IF I want to buy shares in a business as a long-term investment, one of the criteria I use to screen companies is how they treat their information technology (IT) and human resources (HR).
The Human Capital Telescope with Brett Chulu
For me, if IT and HR are maids of the business, I simply won’t buy the stock. It simply means the company is encumbered by long-term uncompensated business risks that can wipe out my investment in an instant.
IT hazards are notorious for one thing — they can be so hidden that when they become perceptible it might be too late to make amends. They are like a disease that allows its victim to do activities that healthy people normally do.
When one finally succumbs to the illness people are often taken aback: “But he/she looked healthy!”
In the idiom of one of our local languages, isiNdebele, close relatives and friends would normally respond “Wayehamba lakho”, meaning that he or she could have looked healthy, but was in essence carrying the diesease. This idiom aptly describes the danger IT hazards pose to an unwary organisation.
Unfortunately, whether by default or by design, CEOs may be oblivious of these hazards due to little interest in IT issues. As CEOs come and go, these IT hazards remain unaddressed.
The tendency is for new CEOs to invest time and money in activities that impact on quarterly performance numbers. Resultantly, with each new CEO the risk of a major IT risk event occurring and causing a sudden death of operations increases.
It must always be remembered that a CEO is first and foremost a general manager. As such he or she is responsible for all business subsystems. If CEOs delegate management of IT and HR to people who do not report directly to them in a bid to concentrate on operations, finance and marketing, they are still accountable for major disasters in IT and HR.
We all know that it is the height of negligence on the part of a business leader to fail to identify and monitor key risks in any part of a business ecosystem. Disinterest in IT and HR issues can come back to haunt business leaders when things go awry and blow up in their faces.
It is established wisdom that closing the stable door before the horse has bolted is better than trying to do this when it already has. Strategic HR can help CEOs to either close the stable door before the IT risks horse bolts or to stem the horse’s desire to do so.

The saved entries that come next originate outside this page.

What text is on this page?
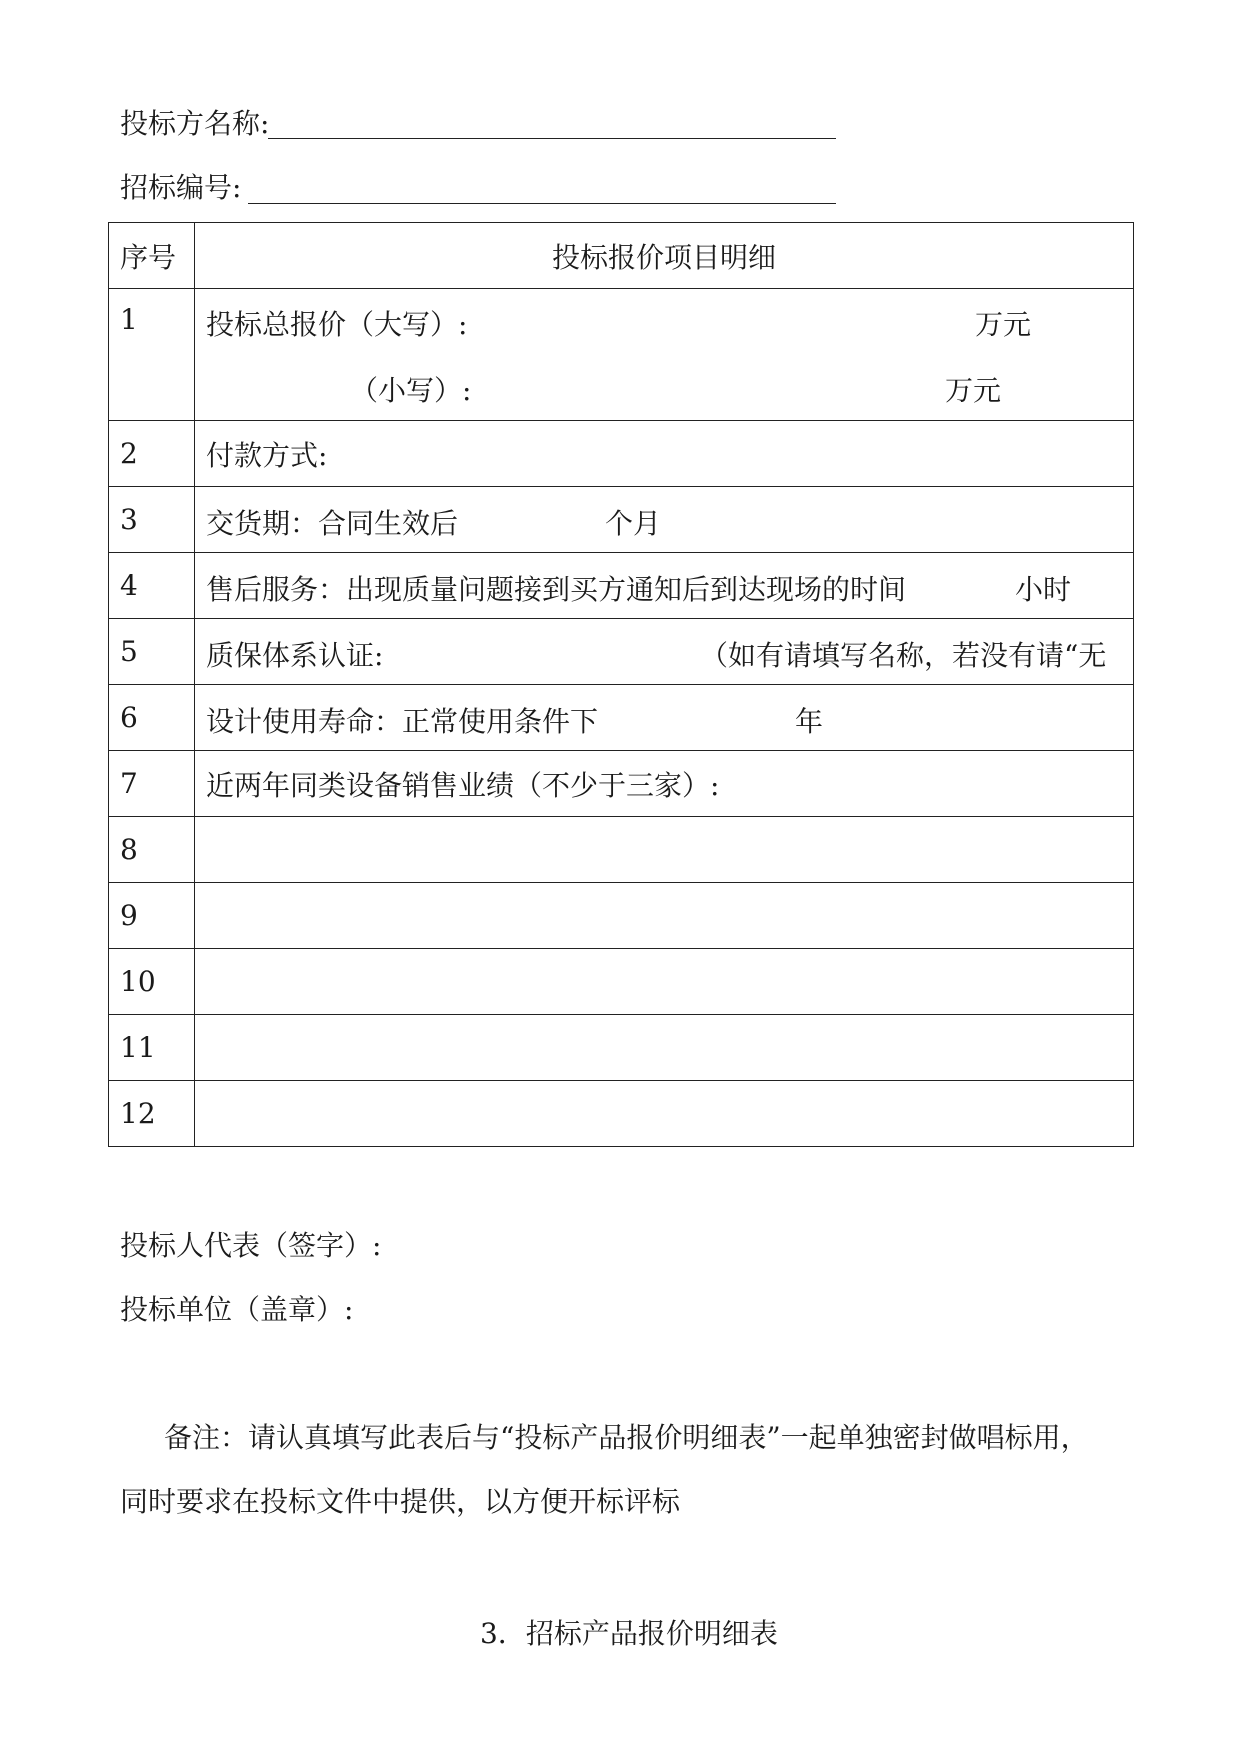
投标方名称:
招标编号:
序号	投标报价项目明细
1	投标总报价（大写）: 万元
（小写）: 万元

2	付款方式:
3	交货期：合同生效后 个月

4	售后服务：出现质量问题接到买方通知后到达现场的时间 小时

5	质保体系认证: （如有请填写名称，若没有请“无

6	设计使用寿命：正常使用条件下 年

7	近两年同类设备销售业绩（不少于三家）:
8	
9	
10	
11	
12	
投标人代表（签字）:
投标单位（盖章）:
备注：请认真填写此表后与“投标产品报价明细表”一起单独密封做唱标用，
同时要求在投标文件中提供，以方便开标评标
3．招标产品报价明细表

HR can unearth hidden IT risks
One simple tool from strategic HR that CEOs need to have is a job profile. In the case of IT, a CEO needs to have updated job profiles for each position in IT. We have to be very clear from the onset; a job profile is not a job description.
A job profile is a systematic document that captures all the salient features of a job.
A well-researched job profile such as one we have developed in our consultancy work analyses the business risks associated with a particular job. Using this approach to job profiling we have helped bring to the attention of senior business leaders the lurking dangers resident in the IT job family.
Our experience shows that where Strategic HR uncovers key business risks by bringing them to the attention of the CEO, interest in IT issues and respect for the unique value that Strategic HR brings to the business usually increases.
By mapping all the nuances of an IT position, routines that need close monitoring and to be reported formally to the CEO can be picked and flagged.
For instance, organisations that keep huge databases and whose business is heavily dependent on software-run management information systems have huge servers (computers or network of computers that store large volumes of data). These servers must be kept at optimum temperatures.
If the temperatures of the servers exceed a certain threshold they overheat. If not addressed timeously, overheating can cause servers to crash (malfunction and become practically useless). As software-run management information systems are part of a business ecosystem, a major disaster like servers crashing will impact every subsystem of a business.
Put simply, there will be chaos which will impact directly on customers, suppliers and the whole systems of operation. Don’t you think that a CEO needs to know if IT has proper procedures for monitoring the temperature of servers?
Not only that, don’t you think that a CEO has to be sure that these procedures are being followed?
Imagine a scenario where one who is responsible for monitoring the temperature of servers suddenly falls ill and the HR system has not factored in contingency measures to make sure that this critical duty continues. What if the IT team, for one reason or another, genuine or not, neglects monitoring the servers’ temperatures?
We have only highlighted just one major IT risk that strategic HR can uncover. There are many specific business risks arising from IT that unique and specialised Strategic HR tools can uncover, quantify and rank for the attention of the CEO.
Even as CEOs come and go, strategic HR ensures through its tools that new CEOs are made aware of key IT risks during their orientation and induction.
It is a good risk management practice for the head of HR to take a new CEO through the job profiles of every department, including IT, flagging key risks for the incoming leader’s attention. That way, IT risks are given equal priority just like any other business risk.
Reflect on it
CEOs should make use of strategic HR tools to build a solid awareness of IT risks that need formal monitoring and reporting.